Le coureur des bois obéit et raconta le guet-apens auquel il avait échappé par miracle, et le châtiment infligé au bandit allemand sur l’ordre du colonel.
Don José de Sandoval avait écouté ce récit avec la plus sérieuse attention.
– Vous avez eu tort de faire grâce à ce misérable, dit le jeune homme; vous avez été généreux en pure perte, il fallait le lyncher sans pitié; morte la bête, mort le venin, s’il échappe, et il échappera, car les bandits du désert se soutiennent tous, le bandit n’aura plus qu’un désir, vous assassiner dans quelque coin, voilà ce que vous vaudra votre générosité; je connais la France, où j’ai été pour ainsi dire élevé : vous êtes, vous, Français, presque toujours victimes d’une générosité mal entendue : soit nonchalance, soit mépris, quand vous êtes victimes d’un bandit quelconque, vous lui donnez la clef des champs en lui disant d’aller se faire pendre ailleurs.
– C’est vrai, dit le colonel en riant.
– Le bandit ne se fait pas pendre, reprit don José avec bonne humeur, il poursuit le cours de ses exploits et devient un véritable fléau pour la société et, quatre-vingt-dix fois sur cent, il échappe au châtiment.
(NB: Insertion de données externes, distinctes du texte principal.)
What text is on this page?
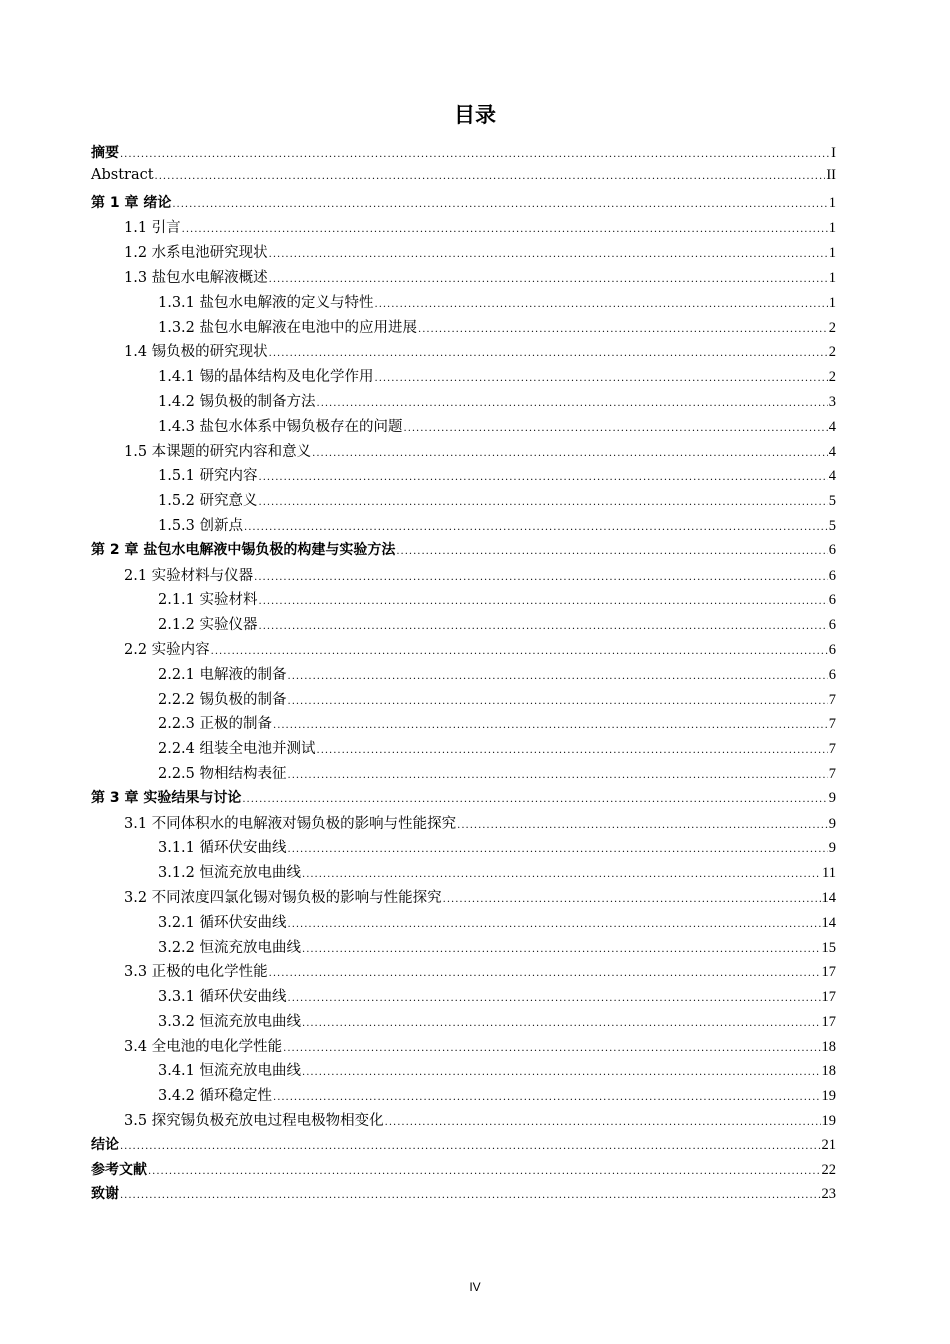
目录
摘要 .....	I
Abstract .....	II
第 1 章 绪论 .....	1
1.1 引言 .....	1
1.2 水系电池研究现状 .....	1
1.3 盐包水电解液概述 .....	1
1.3.1 盐包水电解液的定义与特性 .....	1
1.3.2 盐包水电解液在电池中的应用进展 .....	2
1.4 锡负极的研究现状 .....	2
1.4.1 锡的晶体结构及电化学作用 .....	2
1.4.2 锡负极的制备方法 .....	3
1.4.3 盐包水体系中锡负极存在的问题 .....	4
1.5 本课题的研究内容和意义 .....	4
1.5.1 研究内容 .....	4
1.5.2 研究意义 .....	5
1.5.3 创新点 .....	5
第 2 章 盐包水电解液中锡负极的构建与实验方法 .....	6
2.1 实验材料与仪器 .....	6
2.1.1 实验材料 .....	6
2.1.2 实验仪器 .....	6
2.2 实验内容 .....	6
2.2.1 电解液的制备 .....	6
2.2.2 锡负极的制备 .....	7
2.2.3 正极的制备 .....	7
2.2.4 组装全电池并测试 .....	7
2.2.5 物相结构表征 .....	7
第 3 章 实验结果与讨论 .....	9
3.1 不同体积水的电解液对锡负极的影响与性能探究 .....	9
3.1.1 循环伏安曲线 .....	9
3.1.2 恒流充放电曲线 .....	11
3.2 不同浓度四氯化锡对锡负极的影响与性能探究 .....	14
3.2.1 循环伏安曲线 .....	14
3.2.2 恒流充放电曲线 .....	15
3.3 正极的电化学性能 .....	17
3.3.1 循环伏安曲线 .....	17
3.3.2 恒流充放电曲线 .....	17
3.4 全电池的电化学性能 .....	18
3.4.1 恒流充放电曲线 .....	18
3.4.2 循环稳定性 .....	19
3.5 探究锡负极充放电过程电极物相变化 .....	19
结论 .....	21
参考文献 .....	22
致谢 .....	23
IV
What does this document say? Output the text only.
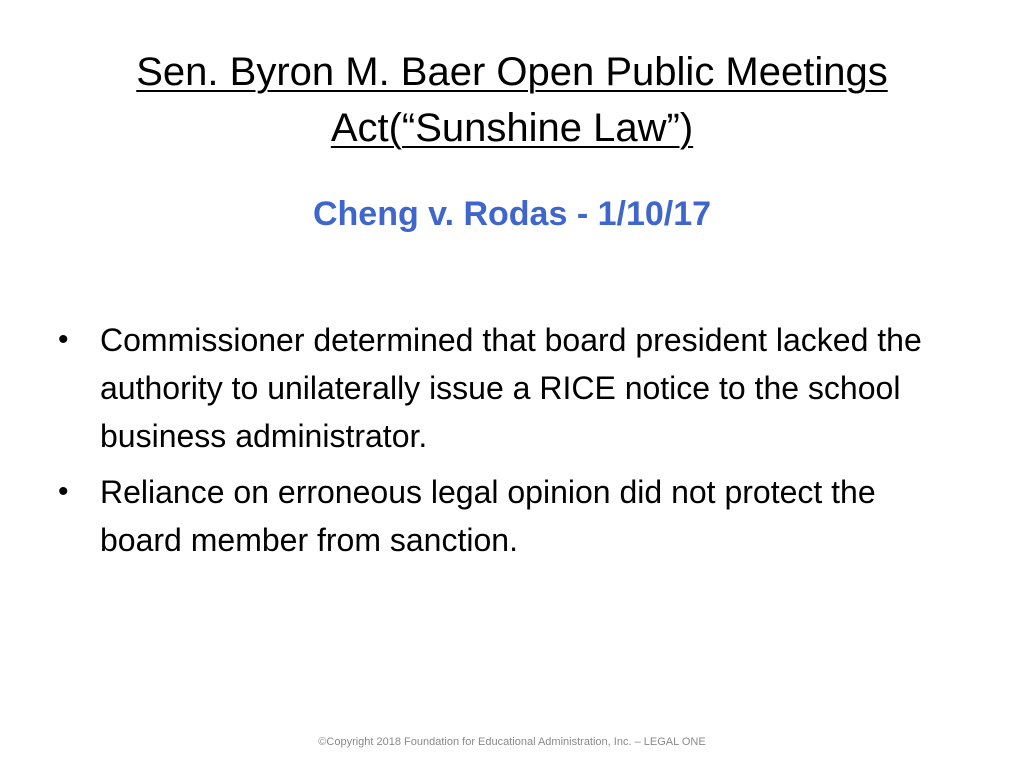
Sen. Byron M. Baer Open Public Meetings
Act(“Sunshine Law”)
Cheng v. Rodas - 1/10/17
• Commissioner determined that board president lacked the authority to unilaterally issue a RICE notice to the school business administrator.
• Reliance on erroneous legal opinion did not protect the board member from sanction.
©Copyright 2018 Foundation for Educational Administration, Inc. – LEGAL ONE
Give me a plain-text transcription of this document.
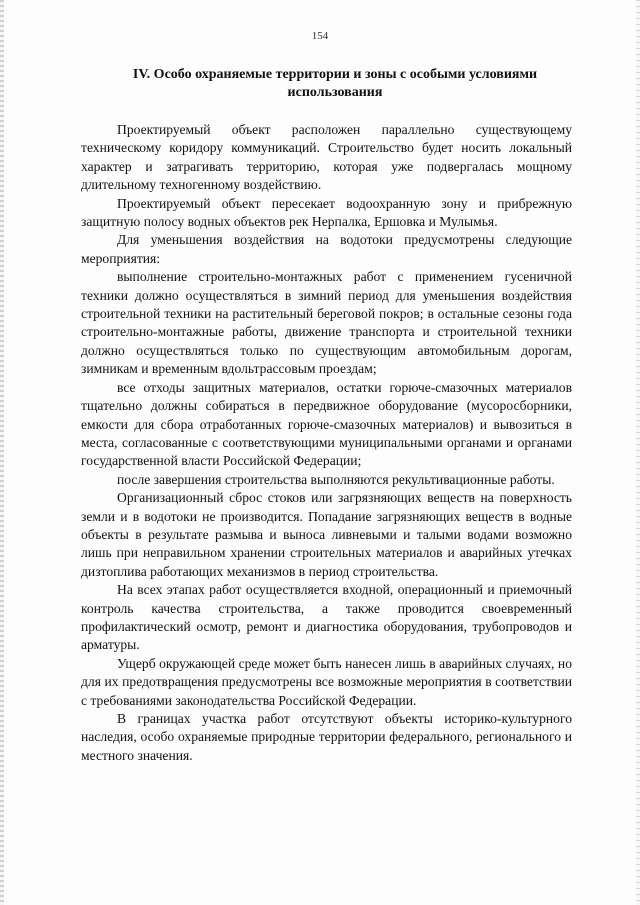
154
IV. Особо охраняемые территории и зоны с особыми условиями использования

Проектируемый объект расположен параллельно существующему техническому коридору коммуникаций. Строительство будет носить локальный характер и затрагивать территорию, которая уже подвергалась мощному длительному техногенному воздействию.

Проектируемый объект пересекает водоохранную зону и прибрежную защитную полосу водных объектов рек Нерпалка, Ершовка и Мулымья.

Для уменьшения воздействия на водотоки предусмотрены следующие мероприятия:

выполнение строительно-монтажных работ с применением гусеничной техники должно осуществляться в зимний период для уменьшения воздействия строительной техники на растительный береговой покров; в остальные сезоны года строительно-монтажные работы, движение транспорта и строительной техники должно осуществляться только по существующим автомобильным дорогам, зимникам и временным вдольтрассовым проездам;

все отходы защитных материалов, остатки горюче-смазочных материалов тщательно должны собираться в передвижное оборудование (мусоросборники, емкости для сбора отработанных горюче-смазочных материалов) и вывозиться в места, согласованные с соответствующими муниципальными органами и органами государственной власти Российской Федерации;

после завершения строительства выполняются рекультивационные работы.

Организационный сброс стоков или загрязняющих веществ на поверхность земли и в водотоки не производится. Попадание загрязняющих веществ в водные объекты в результате размыва и выноса ливневыми и талыми водами возможно лишь при неправильном хранении строительных материалов и аварийных утечках дизтоплива работающих механизмов в период строительства.

На всех этапах работ осуществляется входной, операционный и приемочный контроль качества строительства, а также проводится своевременный профилактический осмотр, ремонт и диагностика оборудования, трубопроводов и арматуры.

Ущерб окружающей среде может быть нанесен лишь в аварийных случаях, но для их предотвращения предусмотрены все возможные мероприятия в соответствии с требованиями законодательства Российской Федерации.

В границах участка работ отсутствуют объекты историко-культурного наследия, особо охраняемые природные территории федерального, регионального и местного значения.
Au désert, nous raisonnons autrement, nous n’avons qu’une peine, la mort : nous l’appliquons sans hésiter; les coquins le savent, et se tiennent sur leurs gardes. Mais à quoi bon discuter davantage, nous n’arriverions jamais à nous entendre, trop de points nous séparent; vous entendrez bientôt parler de ce misérable Coyote, et Dieu veuille que vous n’ayez pas à regretter votre générosité mal comprise; nous ne sommes pas ici à Paris, mais dans l’Arizona, c’est-à-dire en pleine barbarie; si ce n’était pas considération pour vous, colonel, j’irais moi-même lyncher ce scélérat dont les crimes ont terrifié les plus terribles bandits du désert.
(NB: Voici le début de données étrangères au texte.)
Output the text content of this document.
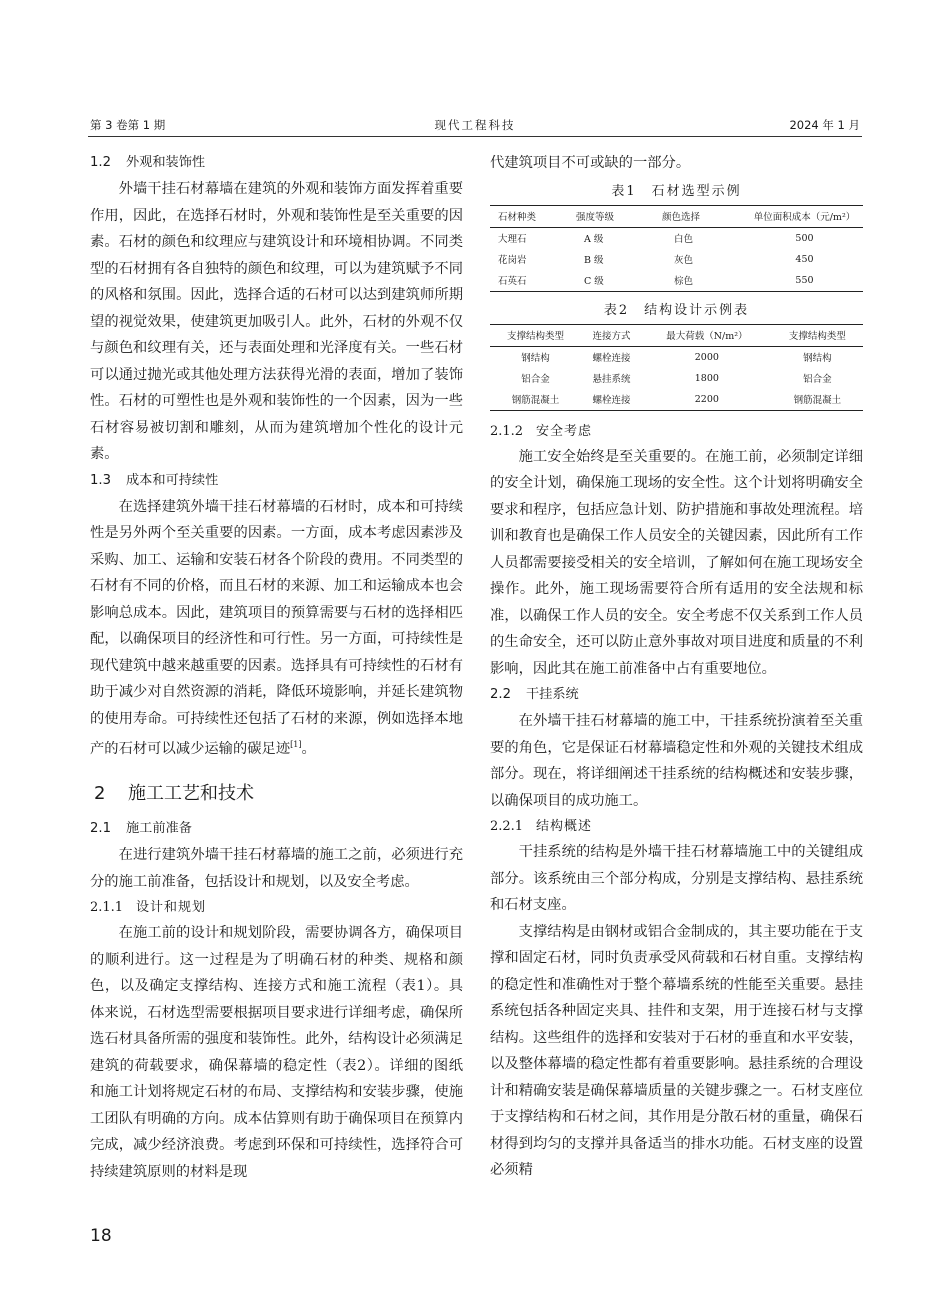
第 3 卷第 1 期	现代工程科技	2024 年 1 月
1.2 外观和装饰性

外墙干挂石材幕墙在建筑的外观和装饰方面发挥着重要作用，因此，在选择石材时，外观和装饰性是至关重要的因素。石材的颜色和纹理应与建筑设计和环境相协调。不同类型的石材拥有各自独特的颜色和纹理，可以为建筑赋予不同的风格和氛围。因此，选择合适的石材可以达到建筑师所期望的视觉效果，使建筑更加吸引人。此外，石材的外观不仅与颜色和纹理有关，还与表面处理和光泽度有关。一些石材可以通过抛光或其他处理方法获得光滑的表面，增加了装饰性。石材的可塑性也是外观和装饰性的一个因素，因为一些石材容易被切割和雕刻，从而为建筑增加个性化的设计元素。

1.3 成本和可持续性

在选择建筑外墙干挂石材幕墙的石材时，成本和可持续性是另外两个至关重要的因素。一方面，成本考虑因素涉及采购、加工、运输和安装石材各个阶段的费用。不同类型的石材有不同的价格，而且石材的来源、加工和运输成本也会影响总成本。因此，建筑项目的预算需要与石材的选择相匹配，以确保项目的经济性和可行性。另一方面，可持续性是现代建筑中越来越重要的因素。选择具有可持续性的石材有助于减少对自然资源的消耗，降低环境影响，并延长建筑物的使用寿命。可持续性还包括了石材的来源，例如选择本地产的石材可以减少运输的碳足迹[1]。

2 施工工艺和技术
2.1 施工前准备

在进行建筑外墙干挂石材幕墙的施工之前，必须进行充分的施工前准备，包括设计和规划，以及安全考虑。

2.1.1 设计和规划

在施工前的设计和规划阶段，需要协调各方，确保项目的顺利进行。这一过程是为了明确石材的种类、规格和颜色，以及确定支撑结构、连接方式和施工流程（表1）。具体来说，石材选型需要根据项目要求进行详细考虑，确保所选石材具备所需的强度和装饰性。此外，结构设计必须满足建筑的荷载要求，确保幕墙的稳定性（表2）。详细的图纸和施工计划将规定石材的布局、支撑结构和安装步骤，使施工团队有明确的方向。成本估算则有助于确保项目在预算内完成，减少经济浪费。考虑到环保和可持续性，选择符合可持续建筑原则的材料是现

代建筑项目不可或缺的一部分。

表1　石材选型示例
石材种类	强度等级	颜色选择	单位面积成本（元/m²）
大理石	A 级	白色	500
花岗岩	B 级	灰色	450
石英石	C 级	棕色	550
表2　结构设计示例表
支撑结构类型	连接方式	最大荷载（N/m²）	支撑结构类型
钢结构	螺栓连接	2000	钢结构
铝合金	悬挂系统	1800	铝合金
钢筋混凝土	螺栓连接	2200	钢筋混凝土
2.1.2 安全考虑

施工安全始终是至关重要的。在施工前，必须制定详细的安全计划，确保施工现场的安全性。这个计划将明确安全要求和程序，包括应急计划、防护措施和事故处理流程。培训和教育也是确保工作人员安全的关键因素，因此所有工作人员都需要接受相关的安全培训，了解如何在施工现场安全操作。此外，施工现场需要符合所有适用的安全法规和标准，以确保工作人员的安全。安全考虑不仅关系到工作人员的生命安全，还可以防止意外事故对项目进度和质量的不利影响，因此其在施工前准备中占有重要地位。

2.2 干挂系统

在外墙干挂石材幕墙的施工中，干挂系统扮演着至关重要的角色，它是保证石材幕墙稳定性和外观的关键技术组成部分。现在，将详细阐述干挂系统的结构概述和安装步骤，以确保项目的成功施工。

2.2.1 结构概述

干挂系统的结构是外墙干挂石材幕墙施工中的关键组成部分。该系统由三个部分构成，分别是支撑结构、悬挂系统和石材支座。

支撑结构是由钢材或铝合金制成的，其主要功能在于支撑和固定石材，同时负责承受风荷载和石材自重。支撑结构的稳定性和准确性对于整个幕墙系统的性能至关重要。悬挂系统包括各种固定夹具、挂件和支架，用于连接石材与支撑结构。这些组件的选择和安装对于石材的垂直和水平安装，以及整体幕墙的稳定性都有着重要影响。悬挂系统的合理设计和精确安装是确保幕墙质量的关键步骤之一。石材支座位于支撑结构和石材之间，其作用是分散石材的重量，确保石材得到均匀的支撑并具备适当的排水功能。石材支座的设置必须精

18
– Peut-être ai-je eu tort, señor don José, les mœurs de cette contrée m’épouvantent; je suis soldat, mais je n’aurai jamais le courage de tuer de sang-froid un scélérat quel qu’il soit et faire œuvre de bourreau; que cet homme se mette devant moi les armes à la main, je le tuerai sans hésiter, mais jamais autrement, quoi qu’il me puisse advenir.
– Oui, oui, j’étais comme vous à mon retour d’Europe, mais j’ai bien vite reconnu que j’étais dupe de mon cœur, j’ai failli dix fois être assassiné par des gredins auxquels j’avais sottement pardonné leurs crimes contre moi; aujourd’hui je suis implacable et inexorable, et je m’en trouve bien; mais laissons cela, si vous êtes pour quelque temps dans ce pays, l’expérience vous apprendra, malgré vous, de quelle façon il faut agir avec les bandits de toute sorte qui pullulent au désert.
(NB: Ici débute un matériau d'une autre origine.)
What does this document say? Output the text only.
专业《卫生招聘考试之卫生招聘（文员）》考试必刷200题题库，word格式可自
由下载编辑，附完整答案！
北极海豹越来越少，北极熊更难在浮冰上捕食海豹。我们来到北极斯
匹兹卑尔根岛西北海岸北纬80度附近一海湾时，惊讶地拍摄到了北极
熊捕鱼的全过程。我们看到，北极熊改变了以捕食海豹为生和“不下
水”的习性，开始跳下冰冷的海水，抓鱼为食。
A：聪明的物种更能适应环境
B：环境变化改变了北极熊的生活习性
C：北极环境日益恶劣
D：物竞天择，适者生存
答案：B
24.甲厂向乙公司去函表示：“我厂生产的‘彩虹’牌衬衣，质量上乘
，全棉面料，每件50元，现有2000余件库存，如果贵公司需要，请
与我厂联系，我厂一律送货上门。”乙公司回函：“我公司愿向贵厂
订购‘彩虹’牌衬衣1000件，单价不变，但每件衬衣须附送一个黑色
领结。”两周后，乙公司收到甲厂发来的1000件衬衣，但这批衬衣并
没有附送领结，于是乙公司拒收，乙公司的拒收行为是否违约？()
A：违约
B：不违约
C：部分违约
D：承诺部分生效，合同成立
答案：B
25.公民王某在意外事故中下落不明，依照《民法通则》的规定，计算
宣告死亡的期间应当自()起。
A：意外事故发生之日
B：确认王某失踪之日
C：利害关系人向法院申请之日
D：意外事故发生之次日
– Soit, nous verrons, dit le colonel toujours souriant.
– Cuchillo ! appela le jeune homme.
– Mi amò, répondit un serviteur en accourant.
– Est-ce prêt ?
– Oui, mi amò – mon maître – reprit le serviteur.
– Colonel, reprit don José, j’ai fait préparer quelques rafraîchissements dont je serais heureux de vous voir prendre une part si minime qu’elle soit, nous trinquerons à la France avec des vins de votre pays que j’aime et où j’ai passé de bonnes années trop vite écoulées.
– J’accepte avec le plus grand plaisir l’honneur que vous me faites, señor, en m’invitant à m’asseoir à votre table.
Peut-être, le colonel, dans son for intérieur, espérait-il que doña Luisa de Sandoval assisterait à ce lunch improvisé; mais si telle était sa pensée ou son espoir, il fut trompé, la jeune fille resta dans le jacal, où elle fut servie par ses femmes.
La conversation fut bientôt animée et sur le pied de la plus grande cordialité.
– Vous habitez sans doute en Sonora, dit le colonel; si cela était, moi qui ne connais personne dans ce pays, je serais heureux de cultiver une connaissance si singulièrement entamée.
– Et qui n’en restera pas là, je l’espère; moi et les miens, nous vous devons trop, colonel, pour ne pas vous être tout dévoués et prêts à vous servir en tout ce qui pourra vous être agréable et surtout utile; je possède un pied-à-terre à Paso del Norte, une maison à Urès et une autre à Hermosillo.
– Oh ! oh ! voilà bien des habitations, dit le colonel en riant.
– Oui, dit le jeune homme sur le même ton; notre famille est un peu comme le marquis de Carabas du bon Perrault.
– C’est ce que je pensais.
– Notre famille, très nombreuse et que, je l’espère, vous connaîtrez bientôt, réside dans une grande propriété située dans l’Arizona même.
– En pleine barbarie, s’écria l’officier avec surprise.
– Mon Dieu oui, mais cette habitation n’en est pas moins confortable pour cela; vous la verrez, et vous serez émerveillé.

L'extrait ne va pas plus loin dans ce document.